Keto brownie twists that taste are so delicious.
Simple recipe for the BEST keto fathead dough chocolate brownies.
Easy low carb recipe that is quick to prepare and taste amazing.
You can’t go wrong with this homemade fathead dough chocolate brownie twist recipe.
Yummy low carb chocolate brownies topped with keto friendly powdered sugar.
Serve as keto desserts, keto snacks – great for make ahead – grab and go or just for a little sweet treat.
The saltiness of the cheese perfectly balanced with the sweetness in the chocolate twists make these tasty and delish.
If you follow a ketogenic diet / lifestyle this is one recipe you will want to keep close.
These are perfect even for family members, friends and kids that don’t follow a low carb diet – they love them.
You won’t be disappointed with this fathead dough keto brownie recipe.
Get ready to learn how to make keto fathead dough chocolate brownie twists.
❤️ Check out these other ❤️
Keto Brownie Recipes
Keto 3 Ingredient Nutella Brownies
How To Make Keto Fathead Dough Brownie Twists
Combine the mozzarella and cream cheese in a heat-proof bowl.
Microwave in 30-second intervals until fully melted.
Whisk in the egg into the cheese mixture.
Whisk in the almond flour, powdered erythritol, baking powder, and salt.
Blend the dry ingredients into the cheese mixture.
Knead the dough into a ball and wrap in cling film.
Refrigerate for at least 30 minutes before using.
Take the dough out of the refrigerator and divide into 8 balls.
Take a ball of dough and divide into 2 pieces.
Roll each piece into a log.
Twist both logs together, pinching the ends together to secure.
Do the same for the remaining dough.
Arrange twists on a parchment-lined baking sheet.
Bake for 25-30 minutes at 350F.
Take twists out of the oven and leave to cool to room temperature.
Dust with powdered erythritol to finish.
Serve and Enjoy
Please remember to SHARE on Facebook and PIN IT 📌
📌 FOLLOW ME ON PINTEREST BY CLICKING HERE
Ingredients
- 1 cup Almond Flour
- ¼ cup Cocoa Powder
- 1/3 cup Powdered Erythritol
- 1 tbsp baking Powder
- ¼ tsp Salt
- 4 oz Shredded Mozzarella
- 2 oz Cream Cheese
- 1 Egg
- 1 tbsp Powdered Erythritol for dusting
Instructions
- Combine the mozzarella and cream cheese in a heat-proof bowl. Microwave in 30-second intervals until fully melted.

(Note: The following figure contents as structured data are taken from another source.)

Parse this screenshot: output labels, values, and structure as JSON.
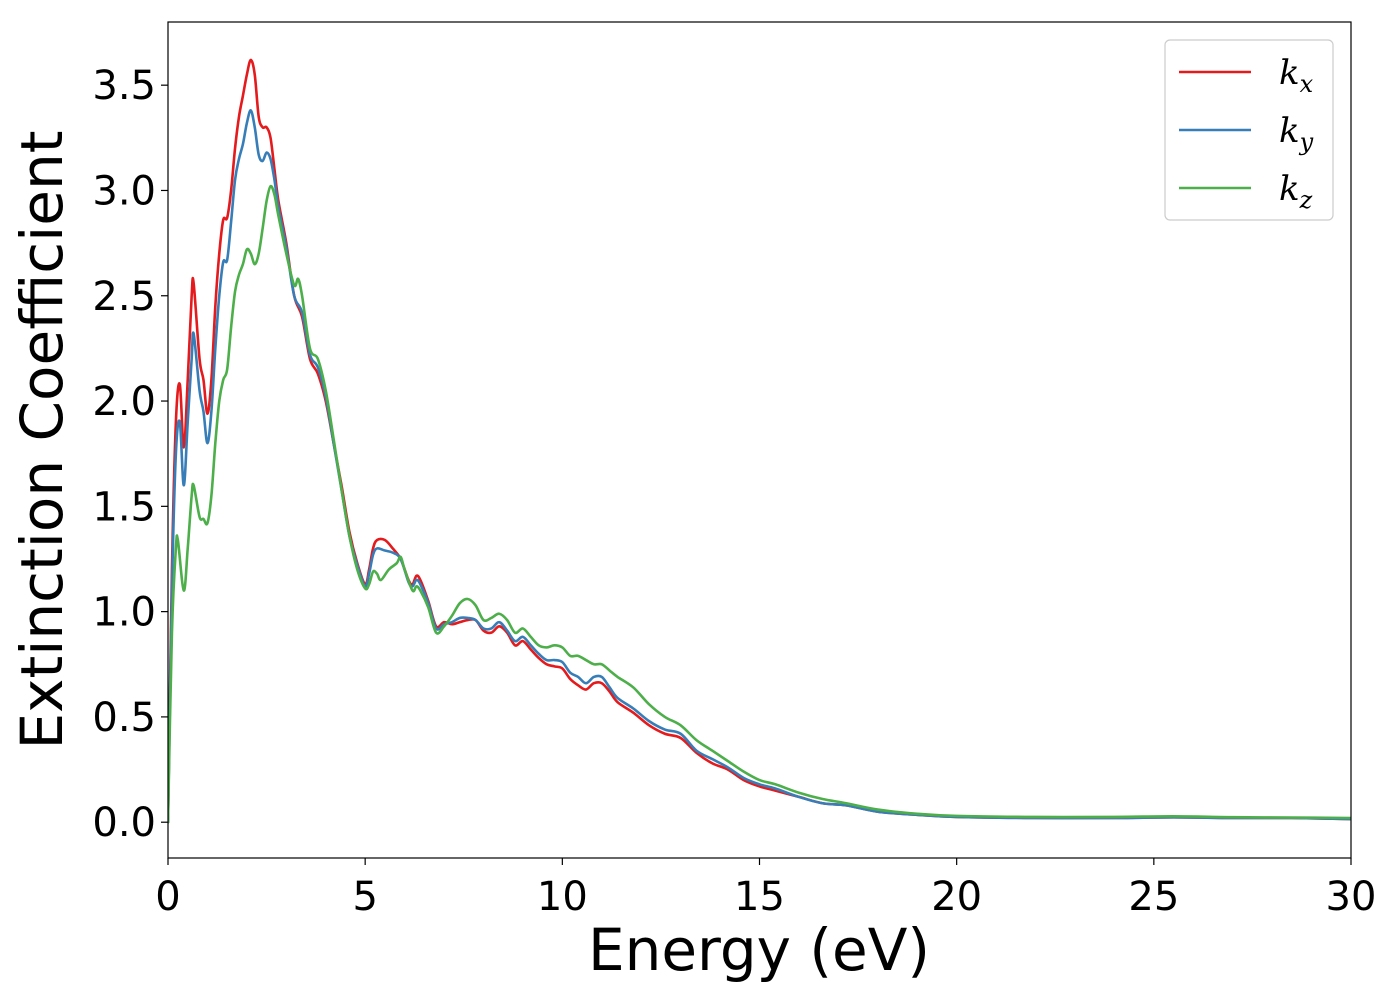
{
  "chart_data": {
    "type": "line",
    "title": "",
    "xlabel": "Energy (eV)",
    "ylabel": "Extinction Coefficient",
    "xlim": [
      0,
      30
    ],
    "ylim": [
      -0.17,
      3.8
    ],
    "xticks": [
      0,
      5,
      10,
      15,
      20,
      25,
      30
    ],
    "xtick_labels": [
      "0",
      "5",
      "10",
      "15",
      "20",
      "25",
      "30"
    ],
    "yticks": [
      0.0,
      0.5,
      1.0,
      1.5,
      2.0,
      2.5,
      3.0,
      3.5
    ],
    "ytick_labels": [
      "0.0",
      "0.5",
      "1.0",
      "1.5",
      "2.0",
      "2.5",
      "3.0",
      "3.5"
    ],
    "grid": false,
    "legend_position": "top-right",
    "series": [
      {
        "name": "k_x",
        "legend_base": "k",
        "legend_sub": "x",
        "color": "#e41a1c",
        "points": [
          [
            0.0,
            0.0
          ],
          [
            0.1,
            1.2
          ],
          [
            0.2,
            1.9
          ],
          [
            0.3,
            2.08
          ],
          [
            0.4,
            1.78
          ],
          [
            0.5,
            2.1
          ],
          [
            0.6,
            2.5
          ],
          [
            0.65,
            2.56
          ],
          [
            0.8,
            2.2
          ],
          [
            0.9,
            2.1
          ],
          [
            1.0,
            1.94
          ],
          [
            1.1,
            2.1
          ],
          [
            1.2,
            2.45
          ],
          [
            1.3,
            2.7
          ],
          [
            1.4,
            2.86
          ],
          [
            1.5,
            2.87
          ],
          [
            1.6,
            3.0
          ],
          [
            1.7,
            3.2
          ],
          [
            1.8,
            3.35
          ],
          [
            1.9,
            3.45
          ],
          [
            2.0,
            3.55
          ],
          [
            2.1,
            3.62
          ],
          [
            2.2,
            3.55
          ],
          [
            2.3,
            3.35
          ],
          [
            2.4,
            3.3
          ],
          [
            2.5,
            3.3
          ],
          [
            2.6,
            3.25
          ],
          [
            2.7,
            3.1
          ],
          [
            2.8,
            2.95
          ],
          [
            3.0,
            2.75
          ],
          [
            3.2,
            2.5
          ],
          [
            3.4,
            2.4
          ],
          [
            3.6,
            2.2
          ],
          [
            3.8,
            2.13
          ],
          [
            4.0,
            2.0
          ],
          [
            4.2,
            1.8
          ],
          [
            4.4,
            1.6
          ],
          [
            4.6,
            1.38
          ],
          [
            4.8,
            1.23
          ],
          [
            5.0,
            1.13
          ],
          [
            5.1,
            1.2
          ],
          [
            5.2,
            1.3
          ],
          [
            5.3,
            1.34
          ],
          [
            5.5,
            1.34
          ],
          [
            5.7,
            1.3
          ],
          [
            5.9,
            1.25
          ],
          [
            6.1,
            1.15
          ],
          [
            6.2,
            1.13
          ],
          [
            6.3,
            1.17
          ],
          [
            6.4,
            1.15
          ],
          [
            6.6,
            1.05
          ],
          [
            6.8,
            0.93
          ],
          [
            7.0,
            0.95
          ],
          [
            7.2,
            0.94
          ],
          [
            7.4,
            0.95
          ],
          [
            7.6,
            0.96
          ],
          [
            7.8,
            0.96
          ],
          [
            8.0,
            0.91
          ],
          [
            8.2,
            0.9
          ],
          [
            8.4,
            0.93
          ],
          [
            8.6,
            0.9
          ],
          [
            8.8,
            0.84
          ],
          [
            9.0,
            0.86
          ],
          [
            9.2,
            0.82
          ],
          [
            9.4,
            0.78
          ],
          [
            9.6,
            0.75
          ],
          [
            9.8,
            0.74
          ],
          [
            10.0,
            0.73
          ],
          [
            10.2,
            0.68
          ],
          [
            10.4,
            0.65
          ],
          [
            10.6,
            0.63
          ],
          [
            10.8,
            0.66
          ],
          [
            11.0,
            0.66
          ],
          [
            11.2,
            0.62
          ],
          [
            11.4,
            0.57
          ],
          [
            11.8,
            0.52
          ],
          [
            12.2,
            0.46
          ],
          [
            12.6,
            0.42
          ],
          [
            13.0,
            0.4
          ],
          [
            13.4,
            0.33
          ],
          [
            13.8,
            0.28
          ],
          [
            14.2,
            0.25
          ],
          [
            14.6,
            0.2
          ],
          [
            15.0,
            0.17
          ],
          [
            15.4,
            0.15
          ],
          [
            16.0,
            0.12
          ],
          [
            16.6,
            0.09
          ],
          [
            17.2,
            0.08
          ],
          [
            18.0,
            0.05
          ],
          [
            19.0,
            0.035
          ],
          [
            20.0,
            0.025
          ],
          [
            22.0,
            0.02
          ],
          [
            24.0,
            0.02
          ],
          [
            25.5,
            0.023
          ],
          [
            27.0,
            0.02
          ],
          [
            28.5,
            0.02
          ],
          [
            30.0,
            0.015
          ]
        ]
      },
      {
        "name": "k_y",
        "legend_base": "k",
        "legend_sub": "y",
        "color": "#377eb8",
        "points": [
          [
            0.0,
            0.0
          ],
          [
            0.1,
            1.1
          ],
          [
            0.2,
            1.75
          ],
          [
            0.3,
            1.9
          ],
          [
            0.4,
            1.6
          ],
          [
            0.5,
            1.9
          ],
          [
            0.6,
            2.2
          ],
          [
            0.65,
            2.32
          ],
          [
            0.8,
            2.05
          ],
          [
            0.9,
            1.95
          ],
          [
            1.0,
            1.8
          ],
          [
            1.1,
            1.95
          ],
          [
            1.2,
            2.25
          ],
          [
            1.3,
            2.5
          ],
          [
            1.4,
            2.66
          ],
          [
            1.5,
            2.67
          ],
          [
            1.6,
            2.85
          ],
          [
            1.7,
            3.05
          ],
          [
            1.8,
            3.15
          ],
          [
            1.9,
            3.22
          ],
          [
            2.0,
            3.32
          ],
          [
            2.1,
            3.38
          ],
          [
            2.2,
            3.3
          ],
          [
            2.3,
            3.17
          ],
          [
            2.4,
            3.14
          ],
          [
            2.5,
            3.18
          ],
          [
            2.6,
            3.15
          ],
          [
            2.7,
            3.05
          ],
          [
            2.8,
            2.92
          ],
          [
            3.0,
            2.73
          ],
          [
            3.2,
            2.5
          ],
          [
            3.4,
            2.42
          ],
          [
            3.6,
            2.22
          ],
          [
            3.8,
            2.16
          ],
          [
            4.0,
            2.02
          ],
          [
            4.2,
            1.8
          ],
          [
            4.4,
            1.58
          ],
          [
            4.6,
            1.36
          ],
          [
            4.8,
            1.22
          ],
          [
            5.0,
            1.12
          ],
          [
            5.1,
            1.18
          ],
          [
            5.2,
            1.27
          ],
          [
            5.3,
            1.3
          ],
          [
            5.5,
            1.29
          ],
          [
            5.7,
            1.28
          ],
          [
            5.9,
            1.25
          ],
          [
            6.1,
            1.14
          ],
          [
            6.2,
            1.12
          ],
          [
            6.3,
            1.15
          ],
          [
            6.4,
            1.13
          ],
          [
            6.6,
            1.04
          ],
          [
            6.8,
            0.92
          ],
          [
            7.0,
            0.94
          ],
          [
            7.2,
            0.95
          ],
          [
            7.4,
            0.97
          ],
          [
            7.6,
            0.97
          ],
          [
            7.8,
            0.96
          ],
          [
            8.0,
            0.92
          ],
          [
            8.2,
            0.92
          ],
          [
            8.4,
            0.95
          ],
          [
            8.6,
            0.91
          ],
          [
            8.8,
            0.86
          ],
          [
            9.0,
            0.88
          ],
          [
            9.2,
            0.84
          ],
          [
            9.4,
            0.8
          ],
          [
            9.6,
            0.77
          ],
          [
            9.8,
            0.77
          ],
          [
            10.0,
            0.76
          ],
          [
            10.2,
            0.71
          ],
          [
            10.4,
            0.69
          ],
          [
            10.6,
            0.66
          ],
          [
            10.8,
            0.69
          ],
          [
            11.0,
            0.69
          ],
          [
            11.2,
            0.64
          ],
          [
            11.4,
            0.59
          ],
          [
            11.8,
            0.54
          ],
          [
            12.2,
            0.48
          ],
          [
            12.6,
            0.44
          ],
          [
            13.0,
            0.42
          ],
          [
            13.4,
            0.34
          ],
          [
            13.8,
            0.3
          ],
          [
            14.2,
            0.26
          ],
          [
            14.6,
            0.21
          ],
          [
            15.0,
            0.18
          ],
          [
            15.4,
            0.16
          ],
          [
            16.0,
            0.12
          ],
          [
            16.6,
            0.09
          ],
          [
            17.2,
            0.08
          ],
          [
            18.0,
            0.05
          ],
          [
            19.0,
            0.035
          ],
          [
            20.0,
            0.025
          ],
          [
            22.0,
            0.02
          ],
          [
            24.0,
            0.02
          ],
          [
            25.5,
            0.023
          ],
          [
            27.0,
            0.02
          ],
          [
            28.5,
            0.02
          ],
          [
            30.0,
            0.015
          ]
        ]
      },
      {
        "name": "k_z",
        "legend_base": "k",
        "legend_sub": "z",
        "color": "#4daf4a",
        "points": [
          [
            0.0,
            0.0
          ],
          [
            0.1,
            0.9
          ],
          [
            0.2,
            1.3
          ],
          [
            0.25,
            1.34
          ],
          [
            0.4,
            1.1
          ],
          [
            0.5,
            1.3
          ],
          [
            0.6,
            1.55
          ],
          [
            0.65,
            1.6
          ],
          [
            0.8,
            1.45
          ],
          [
            0.9,
            1.44
          ],
          [
            1.0,
            1.42
          ],
          [
            1.1,
            1.55
          ],
          [
            1.2,
            1.8
          ],
          [
            1.3,
            2.0
          ],
          [
            1.4,
            2.1
          ],
          [
            1.5,
            2.15
          ],
          [
            1.6,
            2.35
          ],
          [
            1.7,
            2.52
          ],
          [
            1.8,
            2.6
          ],
          [
            1.9,
            2.65
          ],
          [
            2.0,
            2.72
          ],
          [
            2.1,
            2.7
          ],
          [
            2.2,
            2.65
          ],
          [
            2.3,
            2.7
          ],
          [
            2.4,
            2.82
          ],
          [
            2.5,
            2.95
          ],
          [
            2.6,
            3.02
          ],
          [
            2.7,
            2.98
          ],
          [
            2.8,
            2.88
          ],
          [
            3.0,
            2.7
          ],
          [
            3.2,
            2.55
          ],
          [
            3.3,
            2.58
          ],
          [
            3.4,
            2.5
          ],
          [
            3.6,
            2.25
          ],
          [
            3.8,
            2.2
          ],
          [
            4.0,
            2.05
          ],
          [
            4.2,
            1.82
          ],
          [
            4.4,
            1.58
          ],
          [
            4.6,
            1.36
          ],
          [
            4.8,
            1.2
          ],
          [
            5.0,
            1.11
          ],
          [
            5.1,
            1.13
          ],
          [
            5.2,
            1.19
          ],
          [
            5.3,
            1.18
          ],
          [
            5.4,
            1.15
          ],
          [
            5.6,
            1.2
          ],
          [
            5.8,
            1.23
          ],
          [
            5.9,
            1.26
          ],
          [
            6.0,
            1.2
          ],
          [
            6.2,
            1.1
          ],
          [
            6.3,
            1.12
          ],
          [
            6.4,
            1.1
          ],
          [
            6.6,
            1.02
          ],
          [
            6.8,
            0.9
          ],
          [
            7.0,
            0.93
          ],
          [
            7.2,
            0.98
          ],
          [
            7.4,
            1.04
          ],
          [
            7.6,
            1.06
          ],
          [
            7.8,
            1.03
          ],
          [
            8.0,
            0.96
          ],
          [
            8.2,
            0.97
          ],
          [
            8.4,
            0.99
          ],
          [
            8.6,
            0.96
          ],
          [
            8.8,
            0.9
          ],
          [
            9.0,
            0.92
          ],
          [
            9.2,
            0.88
          ],
          [
            9.4,
            0.84
          ],
          [
            9.6,
            0.83
          ],
          [
            9.8,
            0.84
          ],
          [
            10.0,
            0.83
          ],
          [
            10.2,
            0.79
          ],
          [
            10.4,
            0.79
          ],
          [
            10.6,
            0.77
          ],
          [
            10.8,
            0.75
          ],
          [
            11.0,
            0.75
          ],
          [
            11.2,
            0.72
          ],
          [
            11.4,
            0.69
          ],
          [
            11.8,
            0.64
          ],
          [
            12.2,
            0.56
          ],
          [
            12.6,
            0.5
          ],
          [
            13.0,
            0.46
          ],
          [
            13.4,
            0.39
          ],
          [
            13.8,
            0.34
          ],
          [
            14.2,
            0.29
          ],
          [
            14.6,
            0.24
          ],
          [
            15.0,
            0.2
          ],
          [
            15.4,
            0.18
          ],
          [
            16.0,
            0.14
          ],
          [
            16.6,
            0.11
          ],
          [
            17.2,
            0.09
          ],
          [
            18.0,
            0.06
          ],
          [
            19.0,
            0.04
          ],
          [
            20.0,
            0.03
          ],
          [
            22.0,
            0.025
          ],
          [
            24.0,
            0.025
          ],
          [
            25.5,
            0.028
          ],
          [
            27.0,
            0.024
          ],
          [
            28.5,
            0.022
          ],
          [
            30.0,
            0.02
          ]
        ]
      }
    ]
  }
}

- Whisk in the egg into the cheese mixture.
- Whisk in the almond flour, powdered erythritol, baking powder, and salt.
- Blend the dry ingredients into the cheese mixture.
- Knead the dough into a ball and wrap in cling film. Refrigerate for at least 30 minutes before using.
- Take the dough out of the chiller and divide into 8 balls.
- Take a ball of dough and divide into 2 pieces. Roll each piece into a log. Twist both logs together, pinching the ends together to secure.
- Do the same for the remaining dough.
- Arrange twists on a parchment-lined baking sheet.
- Bake for 25-30 minutes at 350F.
- Take twists out of the oven and leave to cool to room temperature.
- Dust with powdered erythritol to finish.
Recipe Notes
Preparation Time: 5 minutes
Cooking Time: 30 minutes
Servings: 8
Nutritional Information:
Energy – 181 kcal
Protein – 10 g
Fat – 15 g
Carbohydrates – 4 g
Fiber – 1 g
Don’t forget to Pin! So you can come back and make this tasty keto brownie recipe!